In the rest of the paper we focus on how, unlike Scotland, policy in England has promoted a shift to the more person-centred medicines optimisation model as a strategic response to the rise of polypharmacy. Although the RPS, The King’s Fund and NICE guideline all support this strategy, as we show below, their reports vary in how integral patient perspectives and person-centred care values are to them, and also in the extent to which they draw on evidence from existing research on people’s experiences of medicines use in general, and polypharmacy in particular.
Centrality of patient perspectives and person-centred care in the guidelines
In the RPS report, medicines optimisation is represented as a ‘step change’ from the medicines management approach, focussing on patients and the outcomes that matter to them, rather than on professionals and the systems and processes that shape how medicines are used (Picton and Wright, Reference Picton and Wright2013: introduction). While the RPS report emphasises the divergence between the two models, both The King’s Fund report and NICE guideline highlight the convergence: they tend to represent medicines optimisation as a broad approach that is facilitated by processes and systems of medicines management.
This difference in perception of the two models is reflected in the extent to which the respective guidelines are formulated around patients. In the RPS guidelines, the need to understand patient experiences is relatively strongly represented, forming one of its four fundamental principles of medicines optimisation. Many of the RPS recommendations are also written from the patient’s viewpoint (see Table 1).
In The King’s Fund report, the importance of determining patient perspectives is a running theme, although here it is represented more as a matter for clinicians to address on an individual basis rather than, say, as a guiding principle of care or a systemic issue, and there are no references to practical information on how to go about this. There is just a short section – less than a page in the 56-page report – summarising what is known about patient experiences of polypharmacy.
Similarly, the 47-page NICE guideline has a one-page section describing ‘person-centred care’ (which it treats as equivalent to ‘patient-centred care’) that is somewhat separate from, and not integrated with, the rest of the report. Moreover, the actual recommendations are mainly concerned with processes and systems for making safe and cost-effective decisions with less space given to ways of facilitating the identification and achievement of person-centred goals. This is also reflected in the companion information NICE produced for the public (NICE, 2015b).

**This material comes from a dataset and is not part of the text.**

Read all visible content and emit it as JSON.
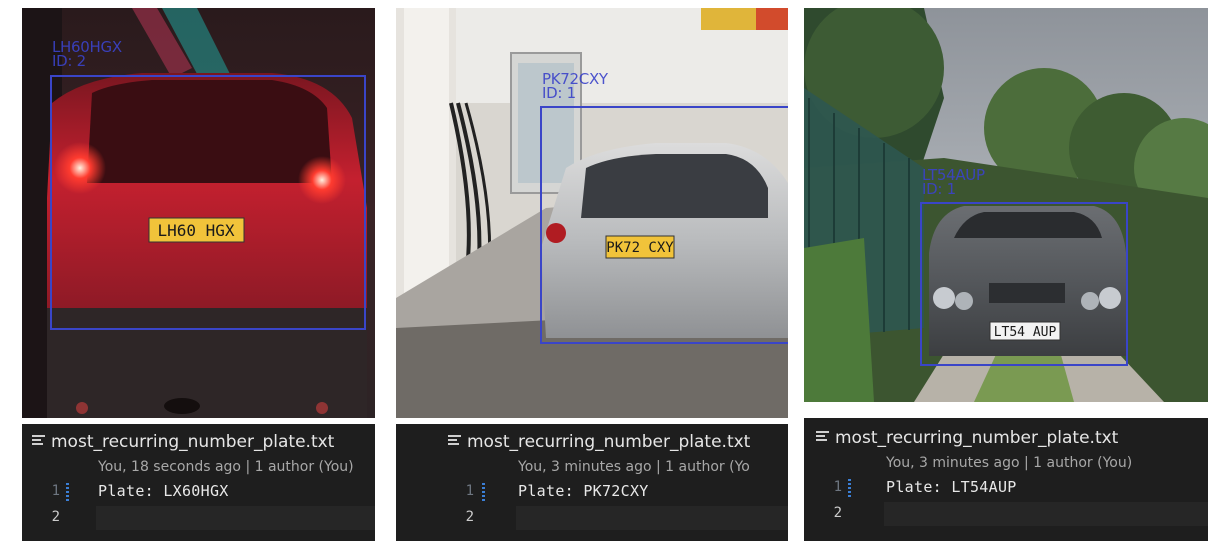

Despite their common support for medicine optimisation, a model that is conceptually distinguished from medicines management by its greater focus on patient perspectives, only The King’s Fund report engages with real examples of the sorts of issues patients have experienced, albeit briefly. In a short section on ‘Polypharmacy and the patient experience’, the authors describe some of the evidence about people’s strategic use of medicines and difficulties coping with the demands of their drug regimens (Duerden et al., Reference Duerden, Avery and Payne2013: 32). They also discuss a key issue that is glossed over in the other reports – that patients and professionals do not always agree about medicines usage – and suggest ways of dealing with this. As they point out, ‘Patients may not want to take multiple medicines, or prefer one treatment over another. Advice should be given on which interventions may be most likely to minimise side effects, reduce symptoms and improve outcomes. Regimens may need to be tailored to fit with patient preferences and “compromise” may be required’ (Duerden et al., Reference Duerden, Avery and Payne2013: 1–2).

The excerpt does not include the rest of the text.